Он на соседнем загоне, я на клюевском, и в обед мы сидели вместе на краю поля и ели то, что привезли, и он мне рассказывал про курсы.
Рассказывал он смешно.
Про то, как у них преподаватель по устройству двигателя приходил с похмелья и объяснял всё через «ну вы поняли», и про то, как они на практике угробили пускач.
Я слушал и смеялся.
И потом предложил ему одну вещь, которую предложил бы любой бригадир.
— Пашк. На комбайн осенью пойдёшь?
Он аж поперхнулся.
— На комбайн?
— Штурвальным сначала. Потом посмотрим.
— К кому?
— К Дуднику.
Про то, что я сделал в ту минуту, я узнал через четыре месяца.
Точнее, узнал я через год и три месяца.
Двадцать девятого августа восемьдесят четвёртого года Пашка Гуров полез рукой чистить забившийся шнек на работающем комбайне, потому что так быстрее, и потому что все так делают, и потому что крючок, положенный по инструкции, у него на машине был, но лежал в ящике под сиденьем.
Ему оторвало два пальца на левой руке.
Указательный и средний, по вторую фалангу.
Ничего в этом не было ни героического, ни трагического: обыкновенное дело, каких по району за уборку случается пять-шесть. Его отвезли в райцентр, ему сделали операцию, и через месяц он вышел на работу.

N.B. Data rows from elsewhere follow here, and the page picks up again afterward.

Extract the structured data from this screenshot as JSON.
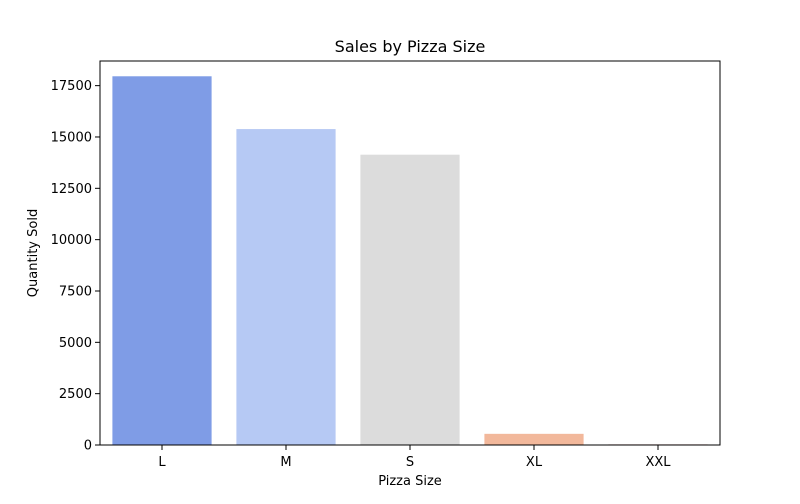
{
  "chart_data": {
    "type": "bar",
    "title": "Sales by Pizza Size",
    "xlabel": "Pizza Size",
    "ylabel": "Quantity Sold",
    "categories": [
      "L",
      "M",
      "S",
      "XL",
      "XXL"
    ],
    "values": [
      17956,
      15385,
      14137,
      544,
      28
    ],
    "colors": [
      "#7f9ce6",
      "#b6c9f4",
      "#dcdcdc",
      "#f2b89b",
      "#c96d5c"
    ],
    "ylim": [
      0,
      18700
    ],
    "yticks": [
      0,
      2500,
      5000,
      7500,
      10000,
      12500,
      15000,
      17500
    ],
    "ytick_labels": [
      "0",
      "2500",
      "5000",
      "7500",
      "10000",
      "12500",
      "15000",
      "17500"
    ],
    "grid": false,
    "legend": "none"
  }
}
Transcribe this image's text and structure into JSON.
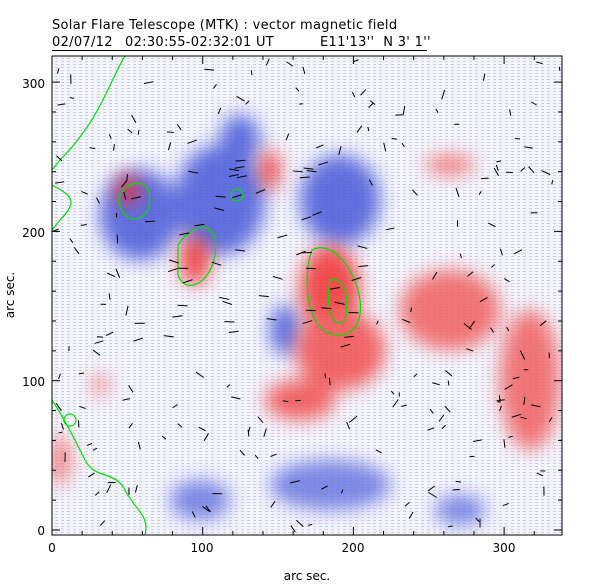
{
  "header": {
    "title": "Solar Flare Telescope (MTK) : vector magnetic field",
    "subtitle_date": "02/07/12",
    "subtitle_time": "02:30:55-02:32:01 UT",
    "subtitle_pos": "E11'13''  N 3' 1''"
  },
  "chart_data": {
    "type": "heatmap",
    "title": "Solar Flare Telescope (MTK) : vector magnetic field",
    "xlabel": "arc sec.",
    "ylabel": "arc sec.",
    "xlim": [
      0,
      338
    ],
    "ylim": [
      0,
      317
    ],
    "xticks": [
      "0",
      "100",
      "200",
      "300"
    ],
    "yticks": [
      "0",
      "100",
      "200",
      "300"
    ],
    "colors": {
      "positive": "#f05050",
      "negative": "#5060e0",
      "contour": "#00e000",
      "vector": "#000000"
    }
  }
}
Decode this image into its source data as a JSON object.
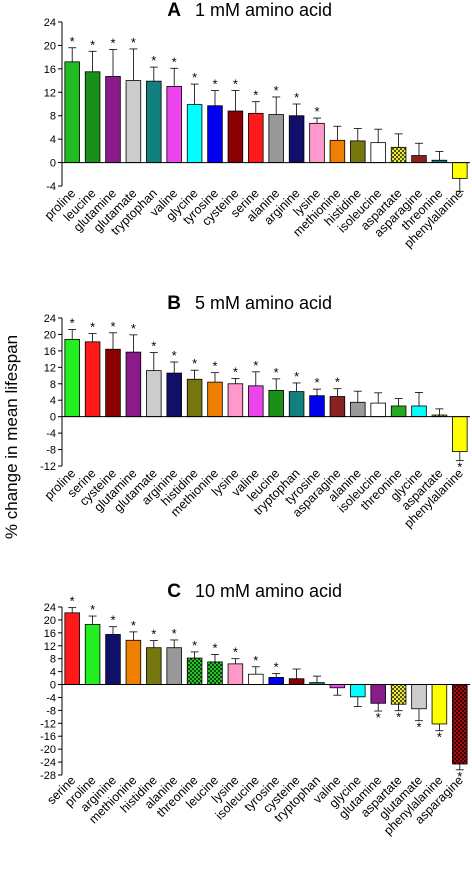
{
  "ylabel": "% change in mean lifespan",
  "chart_data": [
    {
      "type": "bar",
      "letter": "A",
      "title": "1 mM amino acid",
      "ylim": [
        -4,
        24
      ],
      "yticks": [
        -4,
        0,
        4,
        8,
        12,
        16,
        20,
        24
      ],
      "categories": [
        "proline",
        "leucine",
        "glutamine",
        "glutamate",
        "tryptophan",
        "valine",
        "glycine",
        "tyrosine",
        "cysteine",
        "serine",
        "alanine",
        "arginine",
        "lysine",
        "methionine",
        "histidine",
        "isoleucine",
        "aspartate",
        "asparagine",
        "threonine",
        "phenylalanine"
      ],
      "values": [
        17.2,
        15.5,
        14.7,
        14.0,
        13.9,
        13.0,
        9.9,
        9.7,
        8.8,
        8.4,
        8.2,
        8.0,
        6.7,
        3.8,
        3.7,
        3.4,
        2.6,
        1.2,
        0.4,
        -2.7
      ],
      "errors": [
        2.4,
        3.5,
        4.6,
        5.4,
        2.4,
        3.1,
        3.5,
        2.6,
        3.5,
        2.0,
        3.0,
        2.0,
        0.9,
        2.4,
        2.1,
        2.3,
        2.3,
        2.1,
        1.5,
        2.2
      ],
      "significant": [
        true,
        true,
        true,
        true,
        true,
        true,
        true,
        true,
        true,
        true,
        true,
        true,
        true,
        false,
        false,
        false,
        false,
        false,
        false,
        false
      ],
      "colors": [
        "#22bb22",
        "#1a8f1a",
        "#8b1a8b",
        "#cccccc",
        "#138080",
        "#ee44ee",
        "#00ffff",
        "#0000ee",
        "#8b0000",
        "#ff1a1a",
        "#999999",
        "#10106a",
        "#ff99cc",
        "#ee7f00",
        "#777710",
        "#ffffff",
        "checker-yellow",
        "#882222",
        "#008080",
        "#ffff00"
      ]
    },
    {
      "type": "bar",
      "letter": "B",
      "title": "5 mM amino acid",
      "ylim": [
        -12,
        24
      ],
      "yticks": [
        -12,
        -8,
        -4,
        0,
        4,
        8,
        12,
        16,
        20,
        24
      ],
      "categories": [
        "proline",
        "serine",
        "cysteine",
        "glutamine",
        "glutamate",
        "arginine",
        "histidine",
        "methionine",
        "lysine",
        "valine",
        "leucine",
        "tryptophan",
        "tyrosine",
        "asparagine",
        "alanine",
        "isoleucine",
        "threonine",
        "glycine",
        "aspartate",
        "phenylalanine"
      ],
      "values": [
        18.8,
        18.2,
        16.4,
        15.7,
        11.2,
        10.6,
        9.1,
        8.4,
        8.0,
        7.5,
        6.4,
        6.1,
        5.1,
        4.9,
        3.5,
        3.3,
        2.6,
        2.6,
        0.4,
        -8.5
      ],
      "errors": [
        2.4,
        2.0,
        4.0,
        4.2,
        4.4,
        2.7,
        2.2,
        2.3,
        1.3,
        3.4,
        2.8,
        2.1,
        1.6,
        1.9,
        2.7,
        2.5,
        1.8,
        3.3,
        1.5,
        2.2
      ],
      "significant": [
        true,
        true,
        true,
        true,
        true,
        true,
        true,
        true,
        true,
        true,
        true,
        true,
        true,
        true,
        false,
        false,
        false,
        false,
        false,
        true
      ],
      "colors": [
        "#22ee22",
        "#ff1a1a",
        "#8b0000",
        "#8b1a8b",
        "#cccccc",
        "#10106a",
        "#777710",
        "#ee7f00",
        "#ff99cc",
        "#ee44ee",
        "#1a8f1a",
        "#138080",
        "#0000ee",
        "#882222",
        "#999999",
        "#ffffff",
        "#22aa22",
        "#00ffff",
        "checker-yellow",
        "#ffff00"
      ]
    },
    {
      "type": "bar",
      "letter": "C",
      "title": "10 mM amino acid",
      "ylim": [
        -28,
        24
      ],
      "yticks": [
        -28,
        -24,
        -20,
        -16,
        -12,
        -8,
        -4,
        0,
        4,
        8,
        12,
        16,
        20,
        24
      ],
      "categories": [
        "serine",
        "proline",
        "arginine",
        "methionine",
        "histidine",
        "alanine",
        "threonine",
        "leucine",
        "lysine",
        "isoleucine",
        "tyrosine",
        "cysteine",
        "tryptophan",
        "valine",
        "glycine",
        "glutamine",
        "aspartate",
        "glutamate",
        "phenylalanine",
        "asparagine"
      ],
      "values": [
        22.2,
        18.6,
        15.5,
        13.7,
        11.4,
        11.4,
        8.2,
        7.0,
        6.4,
        3.2,
        2.2,
        1.8,
        0.6,
        -1.0,
        -3.8,
        -5.8,
        -6.1,
        -7.5,
        -12.2,
        -24.6
      ],
      "errors": [
        1.6,
        2.6,
        2.4,
        2.6,
        2.2,
        2.4,
        1.9,
        2.3,
        1.6,
        2.3,
        1.2,
        3.0,
        2.0,
        2.3,
        3.0,
        2.4,
        2.0,
        3.7,
        2.1,
        1.8
      ],
      "significant": [
        true,
        true,
        true,
        true,
        true,
        true,
        true,
        true,
        true,
        true,
        true,
        false,
        false,
        false,
        false,
        true,
        true,
        true,
        true,
        true
      ],
      "colors": [
        "#ff1a1a",
        "#22ee22",
        "#10106a",
        "#ee7f00",
        "#777710",
        "#999999",
        "checker-green",
        "checker-green",
        "#ff99cc",
        "#ffffff",
        "#0000ee",
        "#8b0000",
        "#138080",
        "#ee44ee",
        "#00ffff",
        "#8b1a8b",
        "checker-yellow",
        "#cccccc",
        "#ffff00",
        "checker-red"
      ]
    }
  ]
}
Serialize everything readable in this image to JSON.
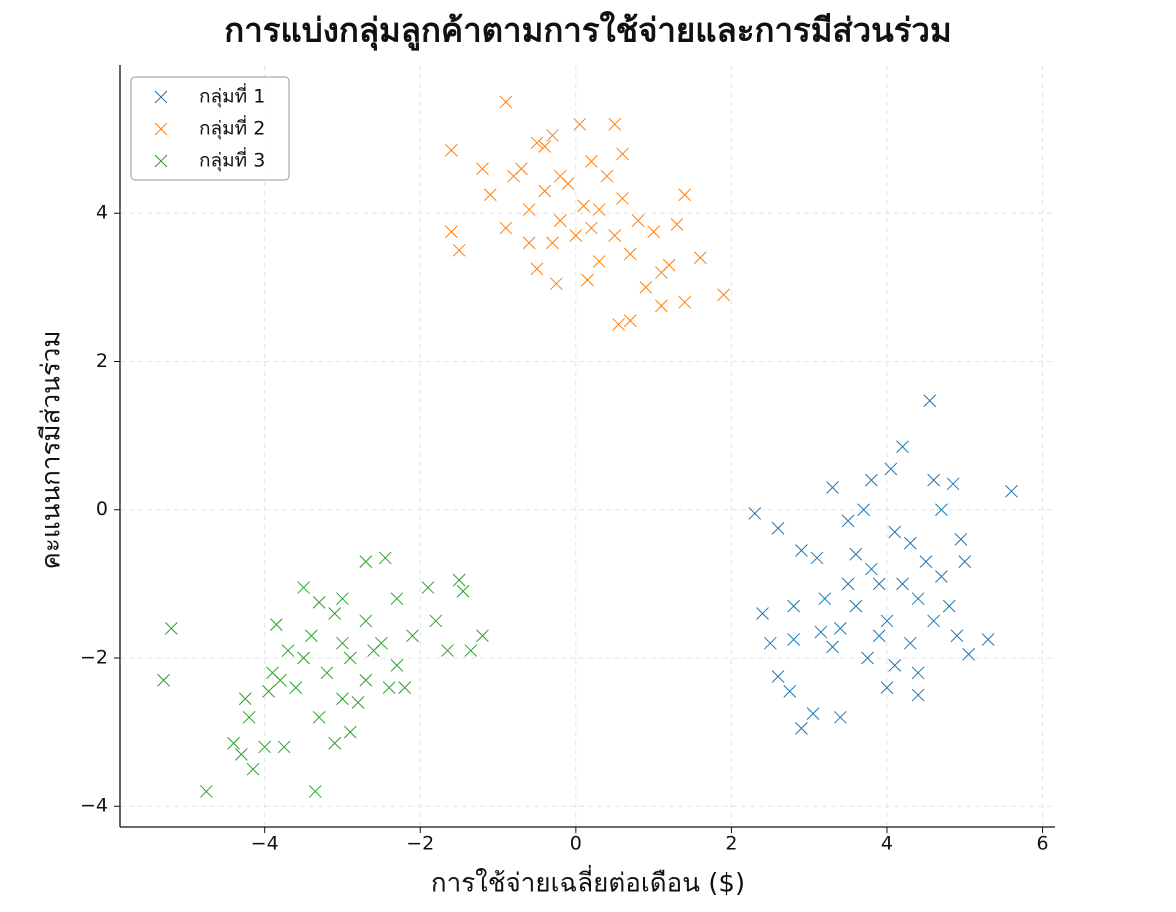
{
  "chart_data": {
    "type": "scatter",
    "title": "การแบ่งกลุ่มลูกค้าตามการใช้จ่ายและการมีส่วนร่วม",
    "x_label": "การใช้จ่ายเฉลี่ยต่อเดือน ($)",
    "y_label": "คะแนนการมีส่วนร่วม",
    "xlim": [
      -5.86,
      6.16
    ],
    "ylim": [
      -4.28,
      6.0
    ],
    "xticks": [
      {
        "value": -4,
        "label": "−4"
      },
      {
        "value": -2,
        "label": "−2"
      },
      0,
      2,
      4,
      6
    ],
    "yticks": [
      {
        "value": -4,
        "label": "−4"
      },
      {
        "value": -2,
        "label": "−2"
      },
      0,
      2,
      4
    ],
    "grid": true,
    "legend": "upper left",
    "marker": "x",
    "series": [
      {
        "name": "กลุ่มที่ 1",
        "color": "#1f77b4",
        "x": [
          2.3,
          2.6,
          2.4,
          2.5,
          2.6,
          2.75,
          2.9,
          3.05,
          3.4,
          3.3,
          3.8,
          4.05,
          4.2,
          4.55,
          5.6,
          4.6,
          4.85,
          4.7,
          4.95,
          5.0,
          5.3,
          5.05,
          4.9,
          4.4,
          4.0,
          3.75,
          3.3,
          3.15,
          2.8,
          2.8,
          2.9,
          3.1,
          3.5,
          3.7,
          4.1,
          4.3,
          4.5,
          4.2,
          3.9,
          3.6,
          3.4,
          4.0,
          4.3,
          4.6,
          4.8,
          3.8,
          4.4,
          3.6,
          4.1,
          4.4,
          3.9,
          4.7,
          3.2,
          3.5
        ],
        "values": [
          -0.05,
          -0.25,
          -1.4,
          -1.8,
          -2.25,
          -2.45,
          -2.95,
          -2.75,
          -2.8,
          0.3,
          0.4,
          0.55,
          0.85,
          1.47,
          0.25,
          0.4,
          0.35,
          0.0,
          -0.4,
          -0.7,
          -1.75,
          -1.95,
          -1.7,
          -2.5,
          -2.4,
          -2.0,
          -1.85,
          -1.65,
          -1.75,
          -1.3,
          -0.55,
          -0.65,
          -0.15,
          0.0,
          -0.3,
          -0.45,
          -0.7,
          -1.0,
          -1.0,
          -1.3,
          -1.6,
          -1.5,
          -1.8,
          -1.5,
          -1.3,
          -0.8,
          -1.2,
          -0.6,
          -2.1,
          -2.2,
          -1.7,
          -0.9,
          -1.2,
          -1.0
        ]
      },
      {
        "name": "กลุ่มที่ 2",
        "color": "#ff7f0e",
        "x": [
          -0.9,
          -1.6,
          -1.6,
          -1.5,
          -1.1,
          -0.9,
          -0.7,
          -0.5,
          -0.3,
          0.05,
          0.5,
          0.6,
          0.2,
          -0.2,
          -0.4,
          -0.6,
          0.1,
          0.3,
          0.6,
          0.8,
          1.0,
          1.3,
          1.4,
          1.6,
          1.9,
          1.4,
          1.1,
          0.7,
          0.55,
          0.15,
          -0.25,
          -0.5,
          -0.3,
          0.0,
          0.3,
          0.7,
          0.9,
          1.1,
          -0.8,
          -0.1,
          0.4,
          -0.6,
          0.2,
          -0.2,
          0.5,
          1.2,
          -1.2,
          -0.4
        ],
        "values": [
          5.5,
          4.85,
          3.75,
          3.5,
          4.25,
          3.8,
          4.6,
          4.95,
          5.05,
          5.2,
          5.2,
          4.8,
          4.7,
          4.5,
          4.3,
          4.05,
          4.1,
          4.05,
          4.2,
          3.9,
          3.75,
          3.85,
          4.25,
          3.4,
          2.9,
          2.8,
          2.75,
          2.55,
          2.5,
          3.1,
          3.05,
          3.25,
          3.6,
          3.7,
          3.35,
          3.45,
          3.0,
          3.2,
          4.5,
          4.4,
          4.5,
          3.6,
          3.8,
          3.9,
          3.7,
          3.3,
          4.6,
          4.9
        ]
      },
      {
        "name": "กลุ่มที่ 3",
        "color": "#2ca02c",
        "x": [
          -5.3,
          -5.2,
          -4.75,
          -4.4,
          -4.3,
          -4.15,
          -4.0,
          -3.75,
          -3.35,
          -3.1,
          -3.3,
          -2.9,
          -4.2,
          -4.25,
          -3.95,
          -3.8,
          -3.85,
          -3.5,
          -3.3,
          -2.7,
          -2.45,
          -2.3,
          -1.9,
          -1.5,
          -1.45,
          -1.2,
          -1.35,
          -1.65,
          -1.8,
          -2.1,
          -2.3,
          -2.4,
          -2.7,
          -2.8,
          -3.0,
          -3.2,
          -3.5,
          -3.7,
          -3.4,
          -3.0,
          -2.7,
          -2.9,
          -3.1,
          -3.6,
          -2.5,
          -2.2,
          -3.9,
          -3.0,
          -2.6
        ],
        "values": [
          -2.3,
          -1.6,
          -3.8,
          -3.15,
          -3.3,
          -3.5,
          -3.2,
          -3.2,
          -3.8,
          -3.15,
          -2.8,
          -3.0,
          -2.8,
          -2.55,
          -2.45,
          -2.3,
          -1.55,
          -1.05,
          -1.25,
          -0.7,
          -0.65,
          -1.2,
          -1.05,
          -0.95,
          -1.1,
          -1.7,
          -1.9,
          -1.9,
          -1.5,
          -1.7,
          -2.1,
          -2.4,
          -2.3,
          -2.6,
          -2.55,
          -2.2,
          -2.0,
          -1.9,
          -1.7,
          -1.8,
          -1.5,
          -2.0,
          -1.4,
          -2.4,
          -1.8,
          -2.4,
          -2.2,
          -1.2,
          -1.9
        ]
      }
    ]
  }
}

Виноват в этом был он сам.
Полностью и целиком: инструктаж он проходил, крючок у него был, Ганин ему лично про это говорил в июле восемьдесят четвёртого, и я сам говорил, и Дудник говорил.
Он всё равно полез.
А через год, осенью восемьдесят пятого, его не взяли в армию.
Не взяли по руке.
Всё это будет потом.
А двадцатого мая восемьдесят четвёртого года мы сидели на краю поля, ели картошку с мясом из бидона, и я предложил ему осенью на комбайн, и он обрадовался так, что у него покраснели уши.
И я был этому рад.
Я в ту минуту был совершенно доволен собой, потому что я взял в бригаду хорошего парня, потому что он работает лучше взрослых и потому что я двигаю его дальше.
И это было правильно.
Я это и сейчас считаю правильным, и если бы меня вернули в тот день ещё раз, я бы предложил ему то же самое.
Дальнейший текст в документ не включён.